Comme nous avons pu le constater, en cas de traumatismes dans l’enfance, la vie émotionnelle peut être très difficile à gérer. Les personnes ayant manqué d’affection pendant leur enfance n’ont pas toujours appris à établir des relations heureuses avec autrui, ni avec elles-mêmes d’ailleurs. Sur le plan physique, elles ont tendance à souffrir de dépression, d’anémie, de boulimie ou d’anorexie, de crampes d’estomac, de nausées, d’insomnie…
Danièle Gergès
Comment sortir de ce cercle vicieux?
Si vous avez manqué d’affection pendant votre enfance, vous n’en êtes pas pour autant prédestiné à être malheureux toute votre vie. Vous n’êtes pas non plus obligé de devenir un mauvais parent ou une personnalité
dépendante. Vous n’êtes pas contraint de répéter cette négligence avec vos propres enfants. En apprenant à vous aimer, et en apprenant à avoir de bonnes relations avec autrui, vous pouvez briser le cycle infernal du manque d’affection. En tant qu’enfant ayant manqué d’affection, vous avez été pris dans un cercle vicieux. Vous avez été négligé, et vous continuez à vous négliger. Vous avez été ignoré ou abandonné, et vous continuez à être ignoré ou maltraité par autrui. Arrêtez de croire que l’amour va combler vos manques. Vous devez faire un travail sur vous-même pour identifier vos blessures. Comprenez pourquoi vous fonctionnez ainsi, avec des
souffrances à répétition… Apprenez à vous aimer.
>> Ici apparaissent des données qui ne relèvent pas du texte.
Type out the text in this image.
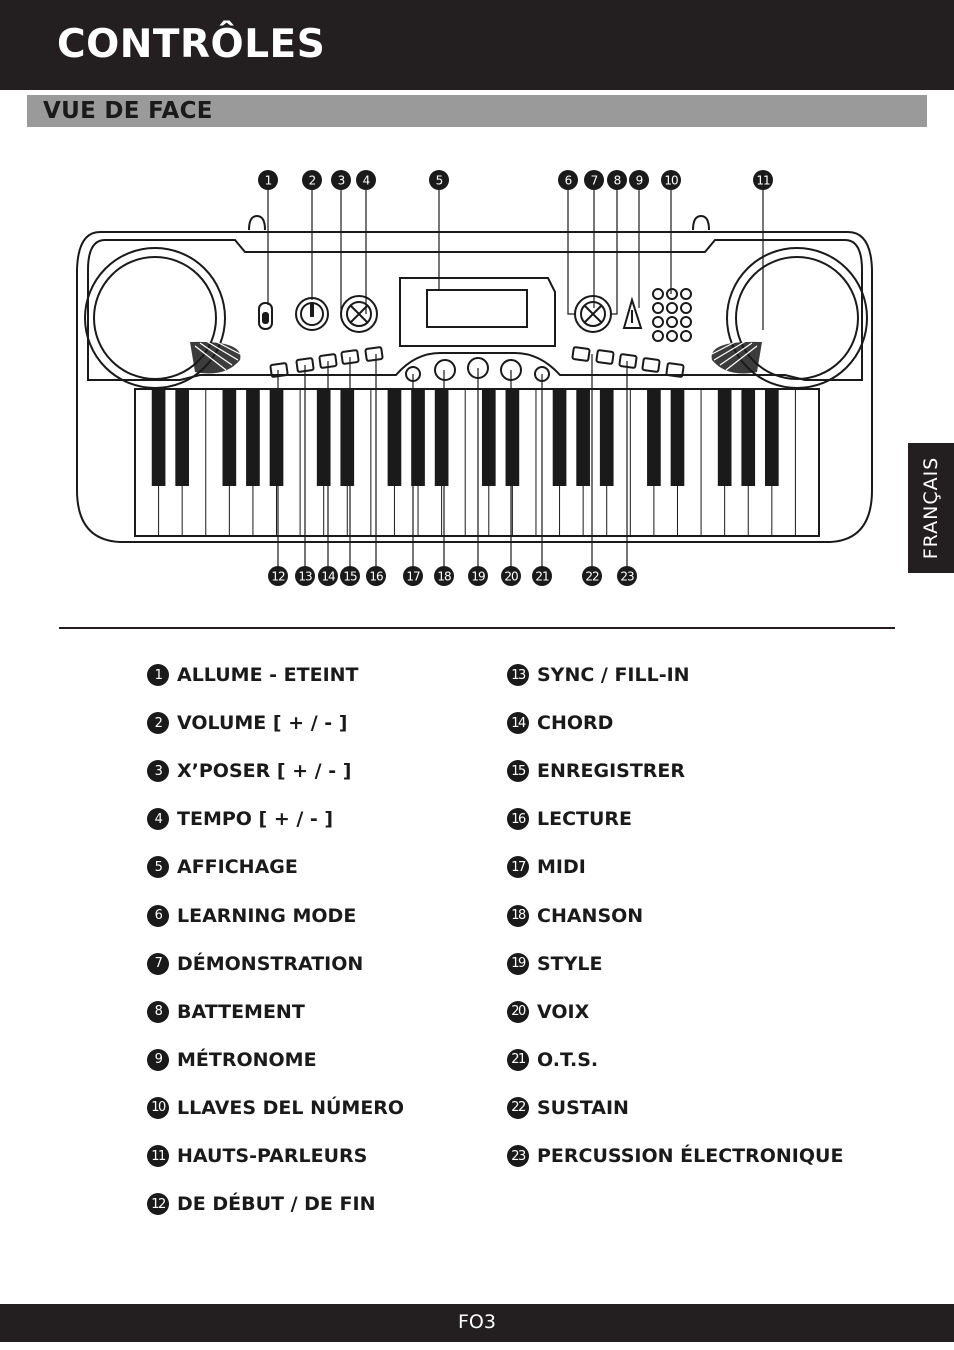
CONTRÔLES
VUE DE FACE
FRANÇAIS
1	2 3 4	5	6 7 8 9 10	11
12 13 14 15 16 17 18 19 20 21	22 23
1 ALLUME - ETEINT
2 VOLUME [ + / - ]
3 X’POSER [ + / - ]
4 TEMPO [ + / - ]
5 AFFICHAGE
6 LEARNING MODE
7 DÉMONSTRATION
8 BATTEMENT
9 MÉTRONOME
10 LLAVES DEL NÚMERO
11 HAUTS-PARLEURS
12 DE DÉBUT / DE FIN
13 SYNC / FILL-IN
14 CHORD
15 ENREGISTRER
16 LECTURE
17 MIDI
18 CHANSON
19 STYLE
20 VOIX
21 O.T.S.
22 SUSTAIN
23 PERCUSSION ÉLECTRONIQUE
FO3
Il s’agit de sentir et de réaliser que votre souffrance prend sa racine dans votre passé et que la personne qui est là au présent n’en est aucunement responsable. Il faut se reconstruire dans un nouveau schéma de fonctionnement où l’on peut enfin accepter d’aimer et être aimé. Soyez votre propre parent, donnez ce que l’on ne vous a pas donné. Vous pouvez vous faire un véritable planning «anti-manque d’affection», pour développer votre estime de soi.
Lorsqu’on souffre de carence affective
♦ On a le don de nous lancer dans des
relations de couple souffrantes.
♦ On tombe amoureux ou on s’attache à toute personne qui dit nous apprécier, nous aimer ou qui nous fait des compliments.
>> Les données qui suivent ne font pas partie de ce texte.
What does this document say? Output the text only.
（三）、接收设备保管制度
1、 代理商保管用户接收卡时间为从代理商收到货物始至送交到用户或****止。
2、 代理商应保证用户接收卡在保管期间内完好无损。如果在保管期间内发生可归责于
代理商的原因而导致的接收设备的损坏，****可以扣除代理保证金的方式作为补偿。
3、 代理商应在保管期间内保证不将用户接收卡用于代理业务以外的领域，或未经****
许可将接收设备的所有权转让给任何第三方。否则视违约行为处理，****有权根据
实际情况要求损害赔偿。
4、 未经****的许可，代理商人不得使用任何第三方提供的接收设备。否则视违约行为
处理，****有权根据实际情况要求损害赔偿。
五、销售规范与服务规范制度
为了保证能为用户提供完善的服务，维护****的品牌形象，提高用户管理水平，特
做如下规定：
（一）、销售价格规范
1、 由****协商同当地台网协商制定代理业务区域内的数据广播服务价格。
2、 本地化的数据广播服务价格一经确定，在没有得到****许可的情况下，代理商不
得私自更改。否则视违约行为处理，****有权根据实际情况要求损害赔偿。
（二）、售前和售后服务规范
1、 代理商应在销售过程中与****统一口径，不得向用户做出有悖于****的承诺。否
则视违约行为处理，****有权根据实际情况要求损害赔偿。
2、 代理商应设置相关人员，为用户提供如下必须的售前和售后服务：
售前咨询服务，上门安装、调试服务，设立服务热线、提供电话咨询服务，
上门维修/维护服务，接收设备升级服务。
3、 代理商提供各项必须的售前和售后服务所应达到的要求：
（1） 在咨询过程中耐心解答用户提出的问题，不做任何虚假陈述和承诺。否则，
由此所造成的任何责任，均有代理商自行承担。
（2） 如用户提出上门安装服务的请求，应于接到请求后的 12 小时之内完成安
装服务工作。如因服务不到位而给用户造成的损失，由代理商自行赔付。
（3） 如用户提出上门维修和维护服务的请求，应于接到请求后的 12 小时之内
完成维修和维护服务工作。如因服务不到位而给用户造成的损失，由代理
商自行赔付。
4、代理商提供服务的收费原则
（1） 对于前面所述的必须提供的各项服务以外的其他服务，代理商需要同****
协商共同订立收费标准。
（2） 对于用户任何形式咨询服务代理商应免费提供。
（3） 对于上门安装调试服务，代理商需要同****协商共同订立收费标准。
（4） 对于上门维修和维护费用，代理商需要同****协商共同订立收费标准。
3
♦ On ne sait pas comment gérer ses
émotions, c’est pourquoi on n’est pas à l’aise avec les gens.
♦ On a de la difficulté à prendre des décisions.
♦ On est hypersensible aux jugements des autres ou aux critiques.
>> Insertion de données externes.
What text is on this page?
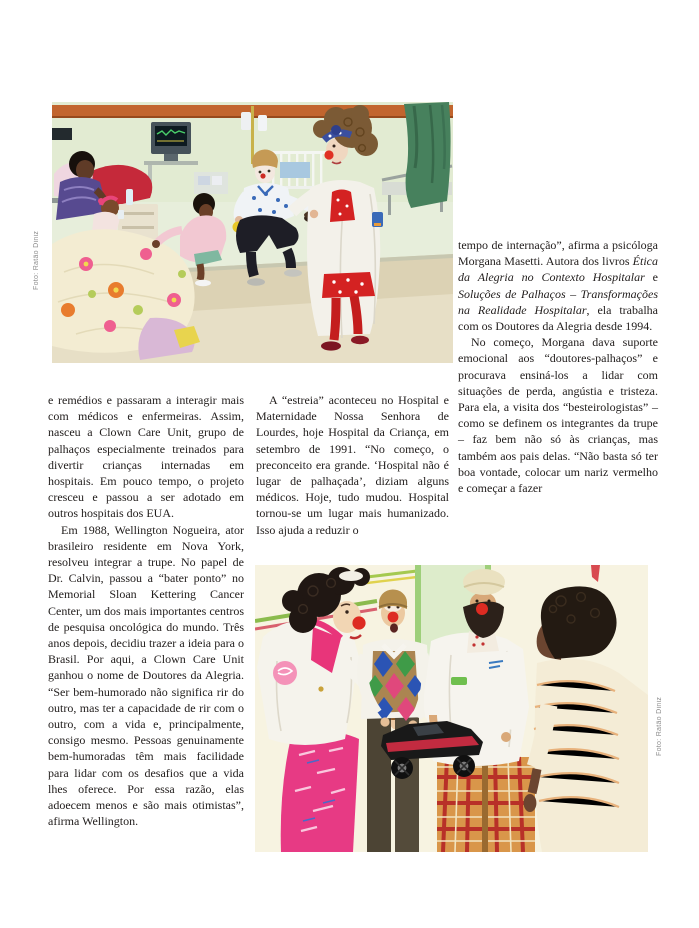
Foto: Ratão Diniz
Foto: Ratão Diniz

e remédios e passaram a interagir mais com médicos e enfermeiras. Assim, nasceu a Clown Care Unit, grupo de palhaços especialmente treinados para divertir crianças internadas em hospitais. Em pouco tempo, o projeto cresceu e passou a ser adotado em outros hospitais dos EUA.

Em 1988, Wellington Nogueira, ator brasileiro residente em Nova York, resolveu integrar a trupe. No papel de Dr. Calvin, passou a “bater ponto” no Memorial Sloan Kettering Cancer Center, um dos mais importantes centros de pesquisa oncológica do mundo. Três anos depois, decidiu trazer a ideia para o Brasil. Por aqui, a Clown Care Unit ganhou o nome de Doutores da Alegria. “Ser bem-humorado não significa rir do outro, mas ter a capacidade de rir com o outro, com a vida e, principalmente, consigo mesmo. Pessoas genuinamente bem-humoradas têm mais facilidade para lidar com os desafios que a vida lhes oferece. Por essa razão, elas adoecem menos e são mais otimistas”, afirma Wellington.

A “estreia” aconteceu no Hospital e Maternidade Nossa Senhora de Lourdes, hoje Hospital da Criança, em setembro de 1991. “No começo, o preconceito era grande. ‘Hospital não é lugar de palhaçada’, diziam alguns médicos. Hoje, tudo mudou. Hospital tornou-se um lugar mais humanizado. Isso ajuda a reduzir o

tempo de internação”, afirma a psicóloga Morgana Masetti. Autora dos livros Ética da Alegria no Contexto Hospitalar e Soluções de Palhaços – Transformações na Realidade Hospitalar, ela trabalha com os Doutores da Alegria desde 1994.

No começo, Morgana dava suporte emocional aos “doutores-palhaços” e procurava ensiná-los a lidar com situações de perda, angústia e tristeza. Para ela, a visita dos “besteirologistas” – como se definem os integrantes da trupe – faz bem não só às crianças, mas também aos pais delas. “Não basta só ter boa vontade, colocar um nariz vermelho e começar a fazer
♦ On vit tout le temps dans la crainte d’être rejeté au point d’essayer de plaire à tout le monde afin de nous protéger du rejet ou de l’abandon.
♦ On doute souvent de soi et on a besoin d’être sans cesse rassuré.
♦ On reproche aux autres d’être méchants, considérant qu’ils ne prennent pas soin
de nous.
♦ On manque de confiance en soi et en les autres qu’on accuse de vouloir nous blesser à tout moment.
♦ On fait des cadeaux, on essaie de sauver des gens pour recevoir de l’amour et de la reconnaissance.